Who among us has not touched our faces, forgotten a mask, neglected to wash our hands 20 times a day or maybe even smuggled a friend or relative into the house for tea? How many Quebeckers, who are now confined to their homes between 8 p.m. and 5 a.m. won’t secretly slide out to the garage – perhaps while their spouse keeps an eye out for the COVID cops and the helicopters overhead – at 9 p.m. for a smoke?
It’s impossible for each and every one of us to be in compliance at all times with these rules and, of course, even those vilified for their recent travel were without exception acting in compliance with the orders in place, if not their spirit, when they hopped on their sunbound flights. We are all very much likely to be in the who shall cast the first stone category here.
Except that clearly the masses feel there is a behavioural expectation – a trust if you will – that has been horribly violated by these journeys. As I wrote previously for Convivium pandemic pressures have revealed the cracks in Canadian society’s class structure and defined two distinct categories.
In one group are the millions of people who have either lost their jobs or fear they will and are terrified they won’t be able to pay the rent. In the other are those for whom lockdowns and restrictions produce an actual economic benefit through reduced cost of living such as commuting and whose suffering consists primarily of takeout meals instead of dining and the indignity of drinking bottled instead of draught beer.

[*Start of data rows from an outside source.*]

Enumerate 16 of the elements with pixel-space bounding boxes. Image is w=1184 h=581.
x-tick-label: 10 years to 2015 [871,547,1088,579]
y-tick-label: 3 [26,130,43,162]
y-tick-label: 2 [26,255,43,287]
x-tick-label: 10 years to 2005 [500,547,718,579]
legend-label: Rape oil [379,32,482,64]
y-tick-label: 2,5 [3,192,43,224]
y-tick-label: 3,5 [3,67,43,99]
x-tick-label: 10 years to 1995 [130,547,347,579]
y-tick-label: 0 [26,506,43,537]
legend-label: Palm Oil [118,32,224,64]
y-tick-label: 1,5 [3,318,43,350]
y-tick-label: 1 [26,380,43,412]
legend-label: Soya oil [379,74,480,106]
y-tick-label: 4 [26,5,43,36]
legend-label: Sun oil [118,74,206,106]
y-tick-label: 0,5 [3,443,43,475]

How, one wonders, can the latter group be so ignorant of the plight and feelings of the former? How could they possibly not have anticipated that the people who have been delivering their groceries, the Skip the Dishes guy, and the woman at the grocery store checkout would feel about this abandonment of social solidarity?
How can you even think “we all have to make sacrifices” while stepping on a plane to the Caribbean and not wonder – just for a moment – about the waitress who got laid off two weeks before Christmas and had to choose between gifts for her kids and paying the Visa bill? Or of the grandparents sitting alone behind the bars of their long term care homes, banned from maybe one last Christmas with their families while you nibble on the fruit of your Pina Colada on the beach in St. Barts?

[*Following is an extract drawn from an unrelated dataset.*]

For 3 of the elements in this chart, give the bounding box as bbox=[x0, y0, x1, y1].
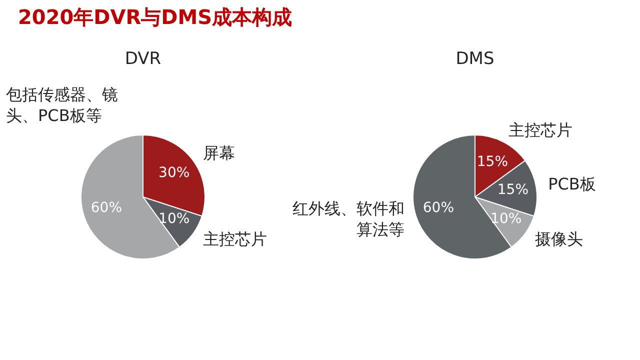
subtitle: DVR bbox=[124, 48, 162, 70]
title: 2020年DVR与DMS成本构成 bbox=[18, 4, 292, 30]
subtitle: DMS bbox=[454, 48, 496, 70]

Certainly media coverage may play a part. As members of the white collar class, their coverage has largely focused on the world of those actually infected by the virus and the advice of those treating them. There has been little coverage of the economic victims or the social consequences of the restrictions imposed to control Covid-19. Or perhaps it is the silencing of voices we depend on to remind us to care for others, e.g. priests and rabbis. Maybe it’s all of that and more. The outcome – to adopt the “verbing” language of the woke – is that there is an entire class of increasingly angry and resentful people who have been “invisibilized.”
And the reason for it may be that empathy – the ability to put oneself in another’s shoes and view the world through their eyes that makes us common, decent human beings – is in decline.
In other words, while this self-satisfied elite may care a great deal for its own predicaments, embarrassment and institutions, when it comes to the invisibilized, l’haut monde just doesn’t care. It just doesn’t.
We all know where that road ends. Certainly Grandpa did. And the hoi polloi who cannot be seen have made it clear: they will be heard.
Peter Menzies is a senior fellow at the Macdonald Laurier Institute, past CRTC vice chair and a former newspaper publisher.